HD 127334

Observation data Epoch J2000.0 Equinox ICRS
- Constellation: Boötes
- Right ascension: 14^{h} 29^{m} 36.80877^{s}
- Declination: +41° 47′ 45.2854″
- Apparent magnitude (V): 6.36

Characteristics
- Spectral type: G5V CH0.3
- B−V color index: 1.010
- J−H color index: 0.258
- J−K color index: 0.369

Astrometry
- Radial velocity (R_{v}): −0.401±0.0007 km/s
- Proper motion (μ): RA: 161.373 mas/yr Dec.: −220.361 mas/yr
- Parallax (π): 42.7526±0.0174 mas
- Distance: 76.29 ± 0.03 ly (23.390 ± 0.010 pc)
- Absolute magnitude (M_{V}): +4.48

Details
- Mass: 1.02±0.02, 1.07 M_{☉}
- Radius: 1.2 R_{☉}
- Luminosity: 1.4 L_{☉}
- Surface gravity (log g): 4.37±0.13 cgs
- Temperature: 5758±76, 5635±50 K
- Metallicity [Fe/H]: 0.24±0.06, 0.19±0.04 dex
- Rotational velocity (v sin i): 7.1 km/s
- Age: 8.6±1.3, 10.5–10.7, ~7.1 Gyr
- Other designations: AG+42°1283, BD+42°2508, GC 19550, GJ 3852, HD 127334, HIP 70873, HR 5423, SAO 45075, PPM 54166, TIC 27525457, TYC 3039-237-1, 2MASS J14293678+4147456, Gaia DR2 1491593733326694912

Database references
- SIMBAD: data

= HD 127334 =

Star in the constellation Boötes

HD 127334 is a solitary Sun-like star in the northern constellation of Boötes.

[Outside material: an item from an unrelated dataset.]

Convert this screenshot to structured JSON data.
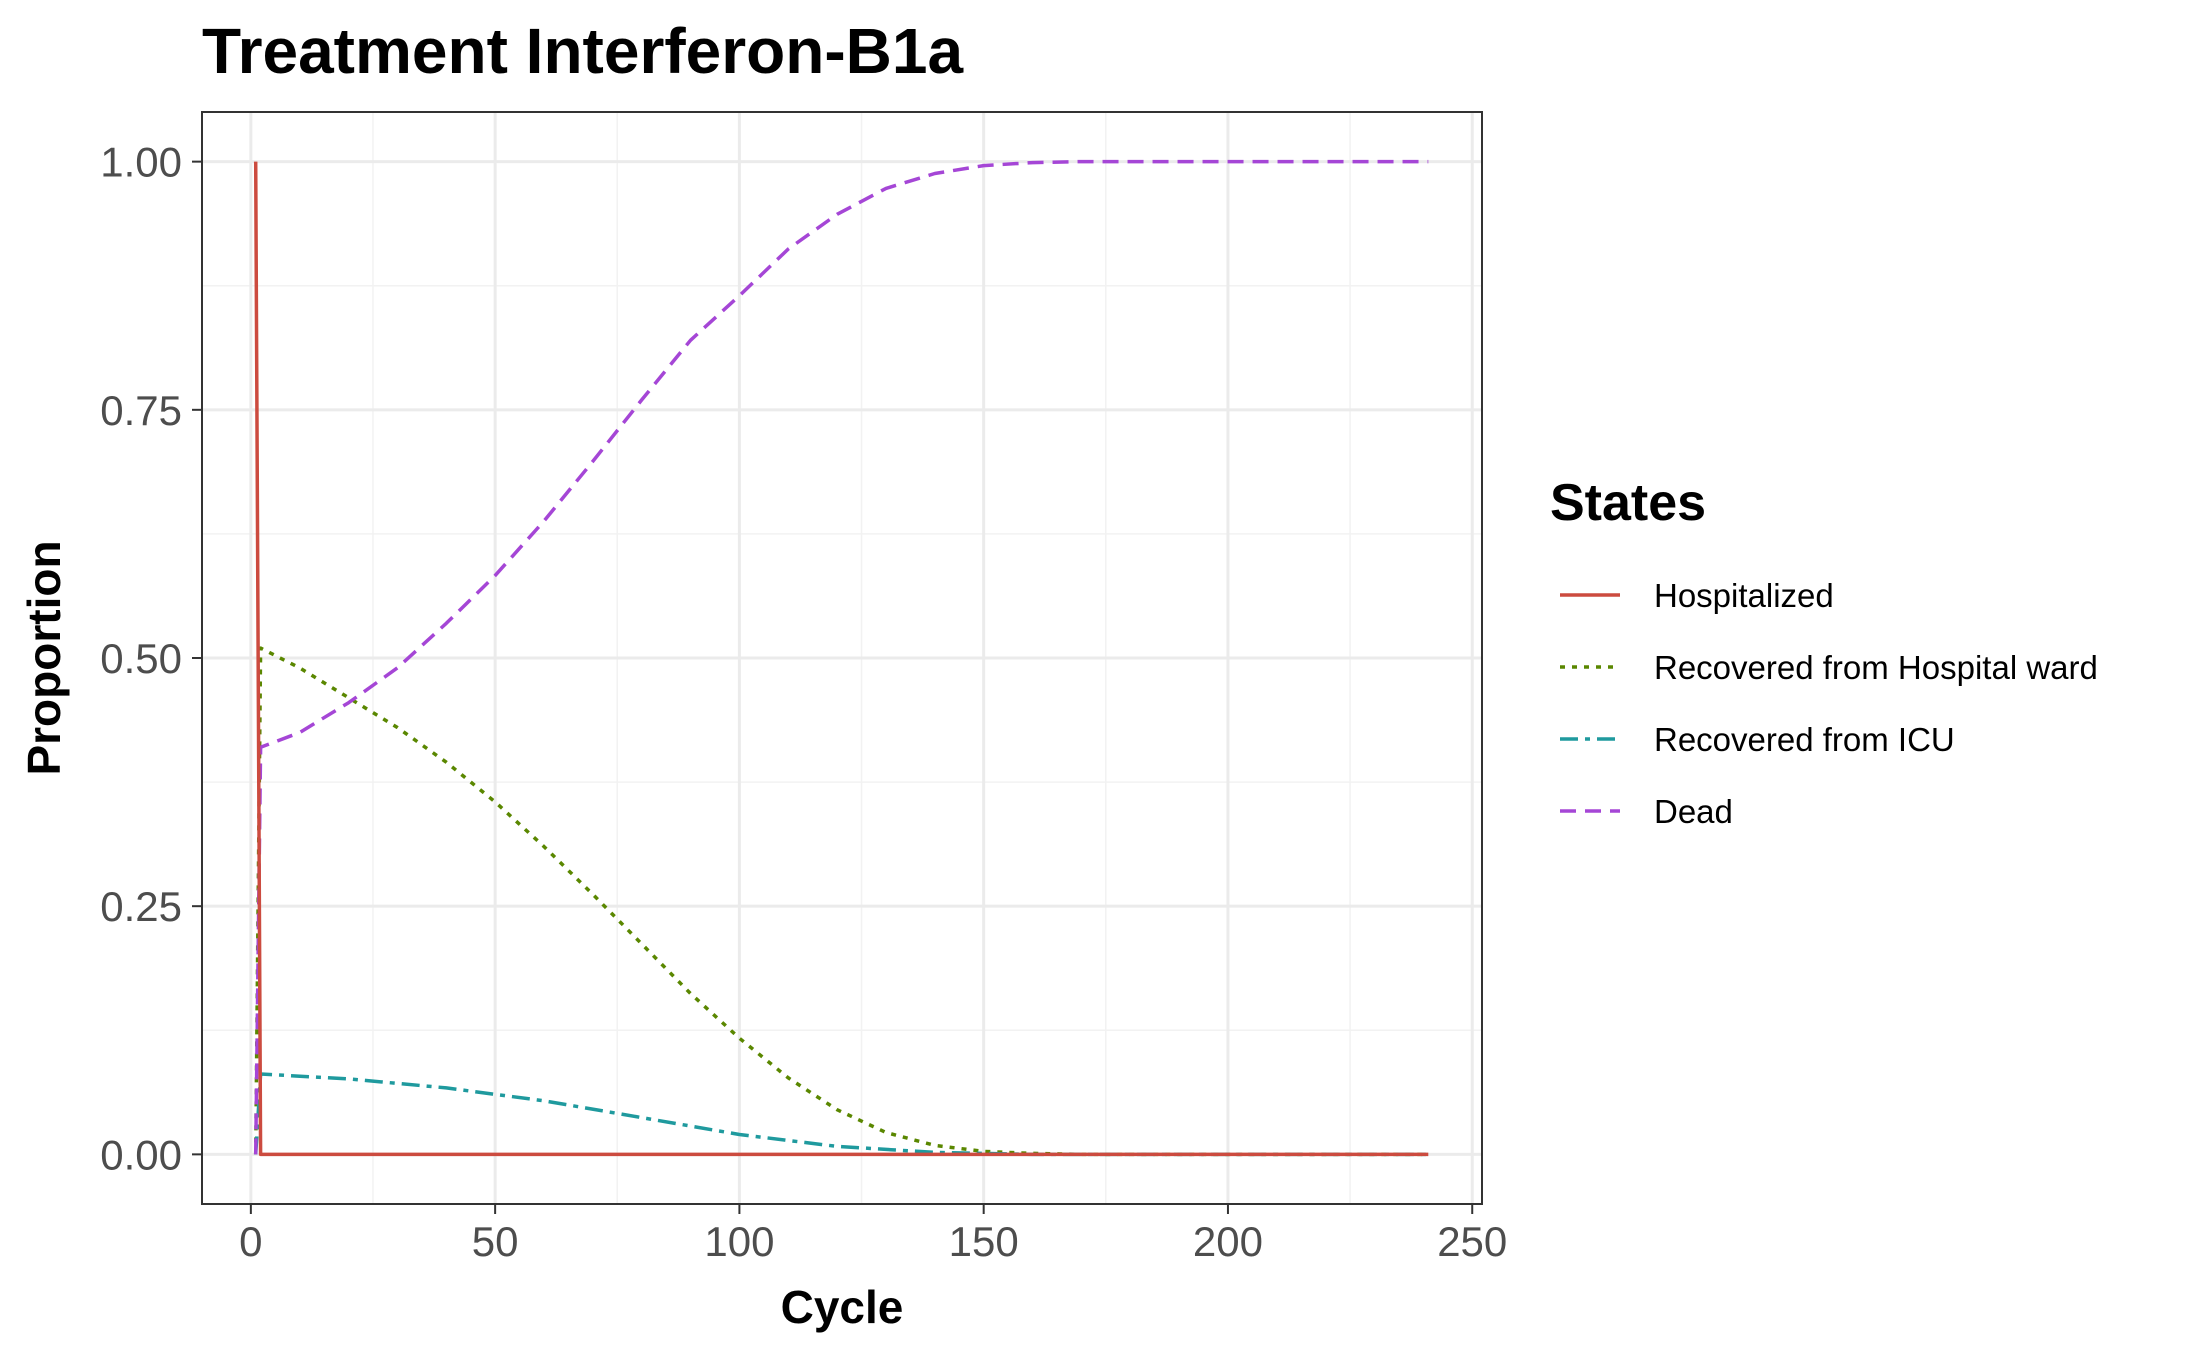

With an apparent magnitude of 6.36, it can be faintly seen by the naked eye from Earth as a yellow-hued dot of light. As such, it is listed in the Bright Star Catalogue as HR 5423. It is located at a distance of 76.29 ly according to Gaia EDR3 parallax measurements.

==Stellar properties==
This is a G-type main-sequence star much like the Sun, with a spectral type of G5V CH0.3, where the suffix notation indicates an anomalous overabundance of the methylidyne radical. It is slightly more massive than the Sun but marginally cooler at 5758 K or 5635 K. The Sun's effective temperature, for comparison, is 5772 K.

The star belongs to the thin disk population of the Milky Way and is thought to be ancient: its age estimate varies between publications, but generally lies between 7-11 Gyr, much older than the Solar System (aged 4.568 Gyr). Despite its old age, it is enriched in heavy elements, possessing a super-solar metallicity of 0.24±0.06 or 0.19±0.04 dex.

It has a low or very low level of surface activity, unlike some other similar stars such as Toliman (Alpha Centauri B).

HD 127334 has been a long-term target of the California Planet Search, but no exoplanets have been discovered to orbit the star.